А уж здесь… Не мог не видеть. Не слышать не мог.

«Бывает так, что и ничего не бывает…» Пешком от Ледовитого океана в Красноярск, призываться. Ах, простачок! Как про него Токарев говорил? – «мужик без примеси, охристый, едучий…»

Верно, «едучий».

В приемной Токарева сидели двое мужчин с пухлыми папками на коленях. Немолодая уже секретарша почти беззвучно печатала что-то на голубой электрической машинке. И кофточка у нее была голубая, летняя. А за окном вдруг выглянуло солнце, и небо тоже заголубело. Я назвался и попросил:

– Вы узнайте у Токарева, примет ли он меня. Чтоб напрасно не ждать.

– Конечно, примет. Почему же не примет?

– Боюсь, что нет. Лучше спросить.

Она недоуменно подняла бровки, но все же встала, пошла в кабинет. За двойными дверями ничего не было слышно. Секретарша вернулась почти тут же. Лицо у нее стало растерянным. После паузы она проговорила:

– Михаил Андреевич просил передать, что сегодня принять не сможет.
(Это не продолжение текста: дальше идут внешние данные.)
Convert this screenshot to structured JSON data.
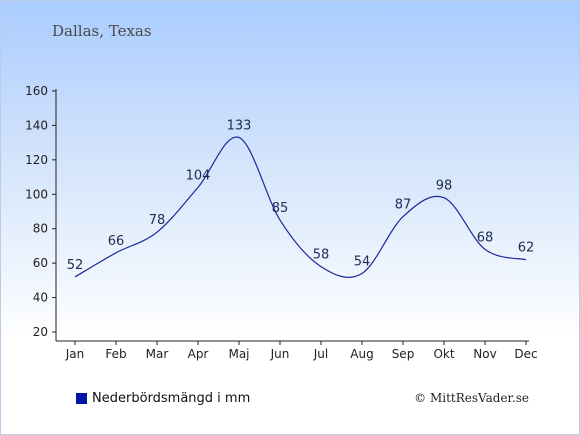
{
  "header": {
    "location": "Dallas, Texas"
  },
  "legend": {
    "label": "Nederbördsmängd i mm",
    "color": "#0016a6"
  },
  "footer": {
    "copyright": "© MittResVader.se"
  },
  "chart_data": {
    "type": "line",
    "categories": [
      "Jan",
      "Feb",
      "Mar",
      "Apr",
      "Maj",
      "Jun",
      "Jul",
      "Aug",
      "Sep",
      "Okt",
      "Nov",
      "Dec"
    ],
    "series": [
      {
        "name": "Nederbördsmängd i mm",
        "values": [
          52,
          66,
          78,
          104,
          133,
          85,
          58,
          54,
          87,
          98,
          68,
          62
        ],
        "color": "#1a2a9a"
      }
    ],
    "yticks": [
      20,
      40,
      60,
      80,
      100,
      120,
      140,
      160
    ],
    "ylim": [
      20,
      160
    ],
    "grid": false,
    "legend_position": "bottom-left"
  }
}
И в ближайшие дни – тоже.

«Все как следует быть» – вспомнил я приговорку Тверитинова и попросил:

– Тогда передайте ему это письмо, – отдал панинское письмо и ушел.

Городской суд ютился в обычном доме, в двух квартирах, только перегородки меж ними были сняты. Архив занимал одну из кухонь. Из стены торчала грубо замотанная изоляционной лентой проводка к электроплите. Самой плиты не было. А раковина осталась. Она выглядела легкомысленной среди громадных шкафов, забитых толстыми, затертыми, подшитыми папками.

Дело Ронкина можно было взять только с разрешения судьи Чесноковой, а у нее сейчас шло заседание, надо было ждать перерыва. Что ж, тем лучше. Хоть посмотрю на Чеснокову. Стоит подождать.

Из скособочившегося крана капала вода. Я встал со стула, закрыл его.

Чеснокова оказалась полной дамой с благообразным лицом, кудряшками, завитыми явно на бигуди. Она внимательно изучила мою командировку, паспорт и сказала спокойно:

– Дайте дело товарищу.

Но не ушла, а села рядом, за тот же маленький столик, что и я. Впрочем, больше тут и сесть некуда было. Я слышал ее дыхание, и было это неприятно. Но я молчал, листал папку с делом Саши, читал, а сам думал: «У нее здоровый сон. По кудряшкам судя, она и спала с бигуди. И лицо-то розовое. Хорошо спала…»

Я нарочно ничего не спрашивал, знал: она сама сейчас заговорит.

Заговорила:

– Ив Москве уже, значит, интересуются… А как Ронкин Семен Матвеевич себя чувствует? Как Саша? Не знаете? – она спрашивала как о добрых знакомых.

– Это я у вас узнавать должен.

– Я понимаю! – Она дышала мне прямо в ухо, голос ее полнился сочувствием. – Конечно, понимаю! Нелегко Семену Матвеевичу… Но ведь убит человек. Совсем убит. Непростой человек, отличник, сын… А у Саши Ронкина ведь жизнь не кончится и через семь лет, не правда ли?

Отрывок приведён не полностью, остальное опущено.